Automatic detection of calcium phosphate deposit plugs at the terminal ends of kidney tubules

Healthc Technol Lett. 2019 Dec 6;6(6):271-274. doi: 10.1049/htl.2019.0086. eCollection 2019 Dec.

Abstract

Kidney stones are a common urologic condition with a high amount of recurrence. Recurrence depends on a multitude of factors the incidence of precursors to kidney stones, plugs, and plaques. One method of characterising the stone precursors is endoscopic assessment, though it is manual and time-consuming. Deep learning has become a popular technique for semantic segmentation because of the high accuracy that has been demonstrated. The present Letter examined the efficacy of deep learning to segment the renal papilla, plaque, and plugs. A U-Net model with ResNet-34 encoder was tested; the Letter examined dropout (to avoid overtraining) and two different loss functions (to address the class imbalance problem. The models were then trained in 1666 images and tested on 185 images. The Jaccard-cross-entropy loss function was more effective than the focal loss function. The model with the dropout rate 0.4 was found to be more effective due to its generalisability. The model was largely successful at delineating the papilla. The model was able to correctly detect the plaques and plugs; however, small plaques were challenging. Deep learning was found to be applicable for segmentation of an endoscopic image for the papilla, plaque, and plug, with room for improvement.

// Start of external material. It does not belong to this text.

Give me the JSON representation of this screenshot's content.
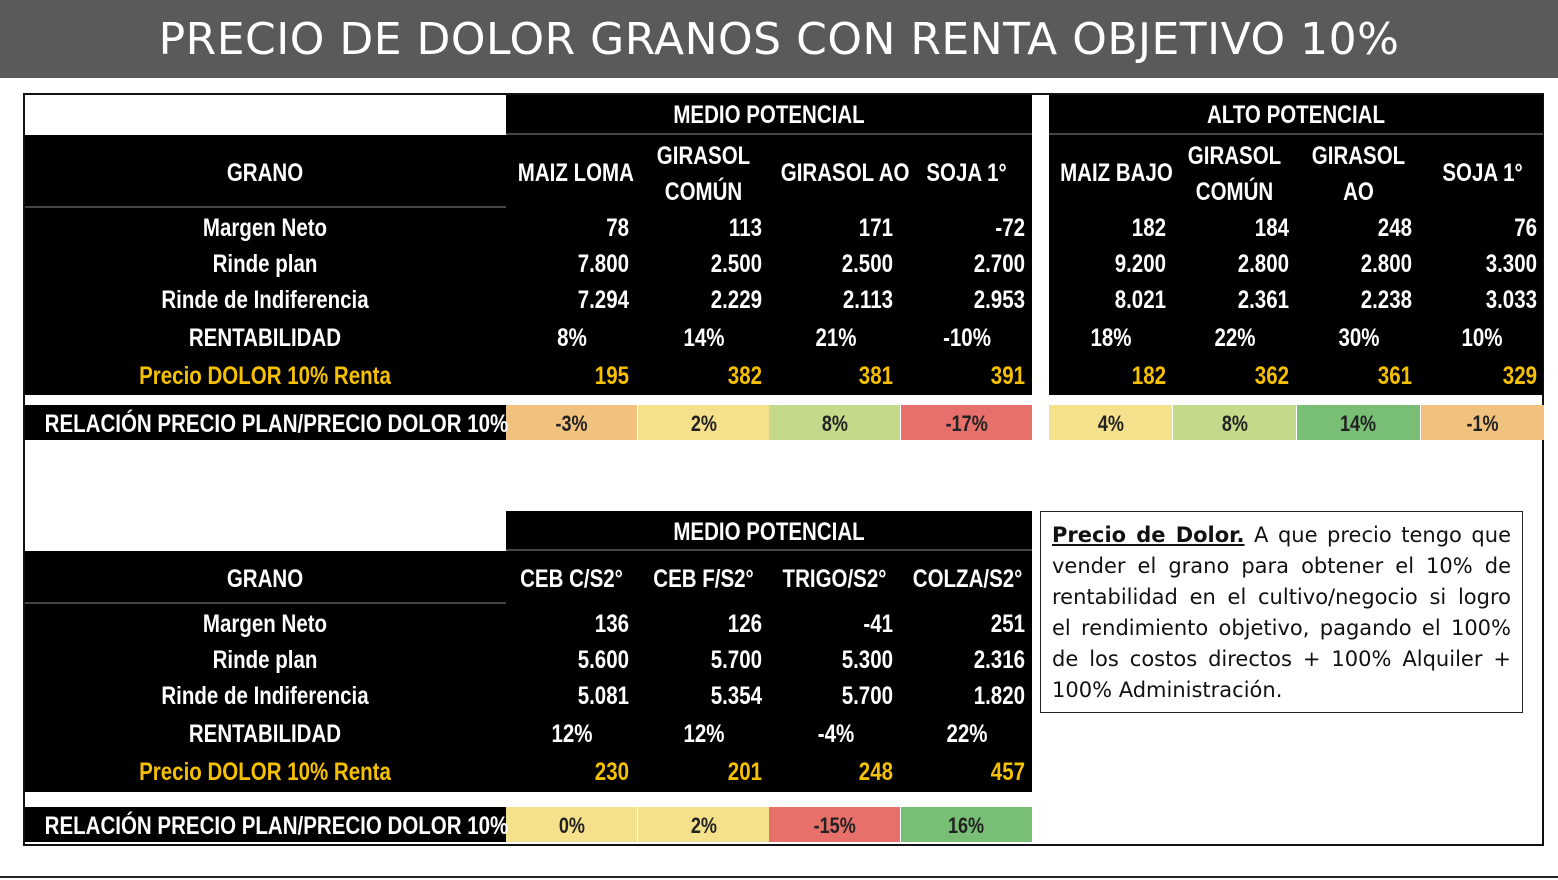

Keywords: Jaccard-cross-entropy loss function; ResNet-34 encoder; U-Net model; automatic detection; calcium compounds; calcium phosphate deposit plugs; class imbalance problem; convolutional neural nets; deep learning; dropout rate; endoscopes; endoscopic assessment; endoscopic image; entropy; focal loss function; image coding; image segmentation; kidney; kidney stones; kidney tubules; learning (artificial intelligence); medical image processing; plaque; renal papilla; semantic segmentation; stone precursors; urologic condition.